Question: A girl jogs around a horizontal circle with a constant speed. She travels one fourth of a revolution...

Question

A girl jogs around a horizontal circle with a constant speed. She travels one fourth of a revolution a distance of $25\,{\text{m}}$ along the circumference of the circle in $5.0\,{\text{s}}$ . The magnitude of her acceleration is:
A. $0.31\,{\text{m/}}{{\text{s}}^2}$
B. $1.3\,{\text{m/}}{{\text{s}}^2}$
C. $1.6\,{\text{m/}}{{\text{s}}^2}$
D. $3.9\,{\text{m/}}{{\text{s}}^2}$

Answer 1

Solution

Use the formula for centripetal acceleration of an object. This formula gives the relation between the velocity of the object and radius of the circular path. Hence, calculate the velocity of the girl using her displacement and time required for the displacement. Also calculate the radius of the circle equating the displacement of the girl with one fourth of the circumference of the circle.

Formulae used:
The centripetal acceleration $a$ of an object in the circular motion is given by
$a = \dfrac{{{v^2}}}{R}$ …… (1)
Here, $v$ is the velocity of the object and $R$ is the radius of the circular path.
The velocity $v$ of an object is
$v = \dfrac{s}{t}$ …… (2)
Here, $s$ is the displacement of the object and $t$ is the time.

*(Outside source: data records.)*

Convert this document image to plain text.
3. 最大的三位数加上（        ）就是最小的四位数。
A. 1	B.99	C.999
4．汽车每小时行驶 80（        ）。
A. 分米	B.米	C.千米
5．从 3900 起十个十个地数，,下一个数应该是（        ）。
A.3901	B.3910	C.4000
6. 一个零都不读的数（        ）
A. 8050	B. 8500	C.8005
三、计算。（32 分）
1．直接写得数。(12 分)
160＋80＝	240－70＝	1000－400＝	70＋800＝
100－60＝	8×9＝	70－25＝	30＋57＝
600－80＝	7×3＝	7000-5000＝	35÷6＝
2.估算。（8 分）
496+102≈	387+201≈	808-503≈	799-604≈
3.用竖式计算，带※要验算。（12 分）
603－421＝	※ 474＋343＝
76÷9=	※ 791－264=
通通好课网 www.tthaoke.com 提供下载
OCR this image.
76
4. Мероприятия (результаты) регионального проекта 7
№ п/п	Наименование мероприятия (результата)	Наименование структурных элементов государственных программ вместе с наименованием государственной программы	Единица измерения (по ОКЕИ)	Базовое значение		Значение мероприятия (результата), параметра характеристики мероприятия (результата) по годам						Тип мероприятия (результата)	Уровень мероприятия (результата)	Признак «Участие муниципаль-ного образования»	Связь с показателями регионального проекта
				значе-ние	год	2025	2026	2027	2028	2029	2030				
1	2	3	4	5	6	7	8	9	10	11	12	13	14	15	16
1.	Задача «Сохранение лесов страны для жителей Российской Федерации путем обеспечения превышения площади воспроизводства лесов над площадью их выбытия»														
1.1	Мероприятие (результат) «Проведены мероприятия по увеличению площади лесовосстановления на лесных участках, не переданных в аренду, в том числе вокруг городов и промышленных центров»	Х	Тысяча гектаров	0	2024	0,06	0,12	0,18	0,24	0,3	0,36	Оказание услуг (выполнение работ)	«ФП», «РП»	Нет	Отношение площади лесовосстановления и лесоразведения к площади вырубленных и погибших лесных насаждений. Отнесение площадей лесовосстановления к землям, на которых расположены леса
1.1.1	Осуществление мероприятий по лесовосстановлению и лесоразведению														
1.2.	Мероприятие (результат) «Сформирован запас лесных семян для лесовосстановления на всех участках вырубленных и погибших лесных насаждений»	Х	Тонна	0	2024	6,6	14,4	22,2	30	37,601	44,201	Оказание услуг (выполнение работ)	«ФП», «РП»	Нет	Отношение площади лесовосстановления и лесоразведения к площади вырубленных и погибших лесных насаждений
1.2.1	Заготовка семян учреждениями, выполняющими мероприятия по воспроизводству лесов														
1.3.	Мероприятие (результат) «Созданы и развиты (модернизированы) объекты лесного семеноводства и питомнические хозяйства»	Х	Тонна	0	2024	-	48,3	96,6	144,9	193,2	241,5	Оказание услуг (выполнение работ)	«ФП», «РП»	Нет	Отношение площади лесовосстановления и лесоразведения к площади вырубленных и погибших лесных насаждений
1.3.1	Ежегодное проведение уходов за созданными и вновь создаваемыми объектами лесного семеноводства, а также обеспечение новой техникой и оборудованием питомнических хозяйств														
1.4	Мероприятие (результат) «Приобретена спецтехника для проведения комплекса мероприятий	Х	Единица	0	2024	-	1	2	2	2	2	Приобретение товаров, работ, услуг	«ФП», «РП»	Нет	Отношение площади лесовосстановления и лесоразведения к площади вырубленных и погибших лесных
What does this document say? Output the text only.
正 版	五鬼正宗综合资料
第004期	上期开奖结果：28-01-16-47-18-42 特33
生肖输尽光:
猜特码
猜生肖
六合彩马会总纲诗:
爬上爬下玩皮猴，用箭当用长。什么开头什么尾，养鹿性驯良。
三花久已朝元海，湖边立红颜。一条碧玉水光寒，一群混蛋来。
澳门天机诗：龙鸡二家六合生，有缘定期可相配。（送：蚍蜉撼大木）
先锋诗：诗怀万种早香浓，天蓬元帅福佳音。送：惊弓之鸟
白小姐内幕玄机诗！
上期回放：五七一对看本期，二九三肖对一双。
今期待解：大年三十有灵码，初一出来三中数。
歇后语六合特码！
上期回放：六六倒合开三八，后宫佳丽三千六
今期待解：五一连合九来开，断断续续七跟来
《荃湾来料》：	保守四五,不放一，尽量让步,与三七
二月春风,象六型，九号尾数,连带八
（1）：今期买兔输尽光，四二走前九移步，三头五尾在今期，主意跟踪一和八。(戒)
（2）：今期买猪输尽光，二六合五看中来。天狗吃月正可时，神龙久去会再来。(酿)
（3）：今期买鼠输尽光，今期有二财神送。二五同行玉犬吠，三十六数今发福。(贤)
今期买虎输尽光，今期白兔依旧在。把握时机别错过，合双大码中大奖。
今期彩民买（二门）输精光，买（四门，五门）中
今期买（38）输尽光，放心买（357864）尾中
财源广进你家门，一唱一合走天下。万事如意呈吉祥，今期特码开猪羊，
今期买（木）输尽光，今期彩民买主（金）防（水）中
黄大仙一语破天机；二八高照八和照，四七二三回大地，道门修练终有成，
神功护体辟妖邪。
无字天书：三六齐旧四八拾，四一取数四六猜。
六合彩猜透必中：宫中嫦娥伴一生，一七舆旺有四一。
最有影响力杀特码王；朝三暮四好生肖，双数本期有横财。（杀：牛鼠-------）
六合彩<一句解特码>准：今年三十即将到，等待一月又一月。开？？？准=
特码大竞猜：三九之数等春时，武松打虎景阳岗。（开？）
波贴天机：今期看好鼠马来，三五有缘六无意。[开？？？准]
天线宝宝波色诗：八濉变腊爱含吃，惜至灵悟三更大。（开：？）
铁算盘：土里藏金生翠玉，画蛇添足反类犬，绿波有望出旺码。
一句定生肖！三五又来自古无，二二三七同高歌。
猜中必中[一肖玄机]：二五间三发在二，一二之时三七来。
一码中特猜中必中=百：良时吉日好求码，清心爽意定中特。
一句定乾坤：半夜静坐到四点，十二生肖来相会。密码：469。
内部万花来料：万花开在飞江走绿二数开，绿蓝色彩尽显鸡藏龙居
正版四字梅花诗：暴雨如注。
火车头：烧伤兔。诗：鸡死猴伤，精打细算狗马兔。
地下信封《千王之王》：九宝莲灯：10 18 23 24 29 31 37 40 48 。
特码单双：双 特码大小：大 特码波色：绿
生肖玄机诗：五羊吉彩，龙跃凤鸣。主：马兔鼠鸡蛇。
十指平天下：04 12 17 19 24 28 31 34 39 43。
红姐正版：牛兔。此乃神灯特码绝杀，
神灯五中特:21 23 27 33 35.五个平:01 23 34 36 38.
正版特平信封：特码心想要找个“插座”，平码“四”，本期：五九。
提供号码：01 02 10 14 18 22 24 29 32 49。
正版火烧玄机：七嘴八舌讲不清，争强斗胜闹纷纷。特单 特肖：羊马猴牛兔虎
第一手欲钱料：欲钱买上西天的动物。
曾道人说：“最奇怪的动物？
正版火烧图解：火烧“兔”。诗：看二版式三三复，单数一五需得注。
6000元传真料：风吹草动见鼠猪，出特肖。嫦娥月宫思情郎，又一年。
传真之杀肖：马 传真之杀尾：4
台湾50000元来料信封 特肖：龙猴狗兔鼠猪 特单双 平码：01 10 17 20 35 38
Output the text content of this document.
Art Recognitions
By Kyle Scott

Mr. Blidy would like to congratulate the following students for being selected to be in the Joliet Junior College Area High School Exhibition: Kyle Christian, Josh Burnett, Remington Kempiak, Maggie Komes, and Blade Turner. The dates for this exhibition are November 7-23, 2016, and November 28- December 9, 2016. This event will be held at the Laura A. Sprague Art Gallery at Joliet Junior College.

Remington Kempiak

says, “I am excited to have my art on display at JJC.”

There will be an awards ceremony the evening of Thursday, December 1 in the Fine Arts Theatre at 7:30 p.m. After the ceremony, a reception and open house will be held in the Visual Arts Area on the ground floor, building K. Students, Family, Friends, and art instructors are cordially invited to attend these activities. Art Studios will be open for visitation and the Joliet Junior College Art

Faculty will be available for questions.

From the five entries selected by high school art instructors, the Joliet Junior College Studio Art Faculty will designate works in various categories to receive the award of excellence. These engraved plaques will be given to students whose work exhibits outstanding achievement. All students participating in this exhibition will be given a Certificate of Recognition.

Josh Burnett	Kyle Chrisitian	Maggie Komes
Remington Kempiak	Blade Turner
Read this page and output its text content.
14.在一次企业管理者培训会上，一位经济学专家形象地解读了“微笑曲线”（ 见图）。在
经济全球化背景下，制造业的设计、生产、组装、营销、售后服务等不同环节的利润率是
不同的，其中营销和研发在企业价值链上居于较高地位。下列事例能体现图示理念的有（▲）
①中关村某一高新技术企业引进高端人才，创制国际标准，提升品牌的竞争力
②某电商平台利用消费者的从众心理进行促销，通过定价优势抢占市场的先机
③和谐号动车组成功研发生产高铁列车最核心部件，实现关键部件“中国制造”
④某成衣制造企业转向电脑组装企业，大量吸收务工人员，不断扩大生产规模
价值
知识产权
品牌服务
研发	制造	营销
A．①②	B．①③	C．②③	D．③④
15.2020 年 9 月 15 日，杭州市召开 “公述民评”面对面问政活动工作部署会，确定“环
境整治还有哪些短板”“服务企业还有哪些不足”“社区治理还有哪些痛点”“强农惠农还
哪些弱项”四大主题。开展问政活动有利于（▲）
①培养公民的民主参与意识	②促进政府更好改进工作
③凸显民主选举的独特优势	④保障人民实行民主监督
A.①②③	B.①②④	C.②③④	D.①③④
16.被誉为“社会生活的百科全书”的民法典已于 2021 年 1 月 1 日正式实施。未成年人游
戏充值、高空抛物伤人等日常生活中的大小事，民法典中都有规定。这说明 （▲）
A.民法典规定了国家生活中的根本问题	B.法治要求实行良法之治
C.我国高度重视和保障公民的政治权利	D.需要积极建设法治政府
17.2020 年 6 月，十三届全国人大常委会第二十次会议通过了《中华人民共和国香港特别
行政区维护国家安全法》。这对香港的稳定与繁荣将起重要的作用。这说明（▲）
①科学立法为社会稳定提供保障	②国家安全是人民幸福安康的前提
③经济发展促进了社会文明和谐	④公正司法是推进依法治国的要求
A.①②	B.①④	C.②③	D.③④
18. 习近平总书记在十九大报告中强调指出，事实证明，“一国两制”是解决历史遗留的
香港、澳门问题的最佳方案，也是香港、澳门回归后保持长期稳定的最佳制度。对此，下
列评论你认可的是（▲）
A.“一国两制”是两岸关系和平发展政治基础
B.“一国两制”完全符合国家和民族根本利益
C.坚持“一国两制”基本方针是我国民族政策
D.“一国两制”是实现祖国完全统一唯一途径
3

Complete step by step answer:
We have given that a girl is jogging on the circumference of the horizontal circle. She covers the distance of $25\,{\text{m}}$ which is one fourth of the circumference of the horizontal circle in time $5.0\,{\text{s}}$ .
$s = 25\,{\text{m}}$
$\Rightarrow t = 5.0\,{\text{s}}$
Let us first calculate the velocity of the girl.Substitute $25\,{\text{m}}$ for $s$ and $5.0\,{\text{s}}$ for $t$ in equation (2).
$v = \dfrac{{25\,{\text{m}}}}{{5.0\,{\text{s}}}}$
$\Rightarrow v = 5\,{\text{m/s}}$
Hence, the velocity of the girl is $5\,{\text{m/s}}$ .

Let us now calculate the radius of the circular track.The girl jogs only on one fourth of the total circumference of the horizontal circle. Hence, the displacement of the girl is equal to the one fourth of the circumference of the horizontal circle.
$s = \dfrac{1}{4}\left( {2\pi R} \right)$
$\Rightarrow R = \dfrac{{2s}}{\pi }$
Substitute $25\,{\text{m}}$ for $s$ and $3.14$ for $\pi$ in the above equation.
$\Rightarrow R = \dfrac{{2\left( {25\,{\text{m}}} \right)}}{{3.14}}$
$\Rightarrow R = 15.9\,{\text{m}}$
Hence, the radius of the circular track is $15.9\,{\text{m}}$ .

We can calculate the acceleration of the girl using equation (1).Substitute for $5\,{\text{m/s}}$ $v$ and $15.9\,{\text{m}}$ for $R$ in equation (1).
$a = \dfrac{{{{\left( {5\,{\text{m/s}}} \right)}^2}}}{{15.9\,{\text{m}}}}$
$\Rightarrow a = 1.57\,{\text{m/}}{{\text{s}}^2}$
$\therefore a \approx 1.6\,{\text{m/}}{{\text{s}}^2}$
Therefore, the magnitude of acceleration of the girl is $1.6\,{\text{m/}}{{\text{s}}^2}$ .

Hence, the correct option is C.

Note: The students may take the formula for the acceleration of the object as ratio of velocity to time. But here we have asked to calculate the magnitude of centripetal acceleration of the girl and the formula for centripetal acceleration is not the ratio of the velocity and time. Hence, the students should be careful while using the formula for the acceleration in this case.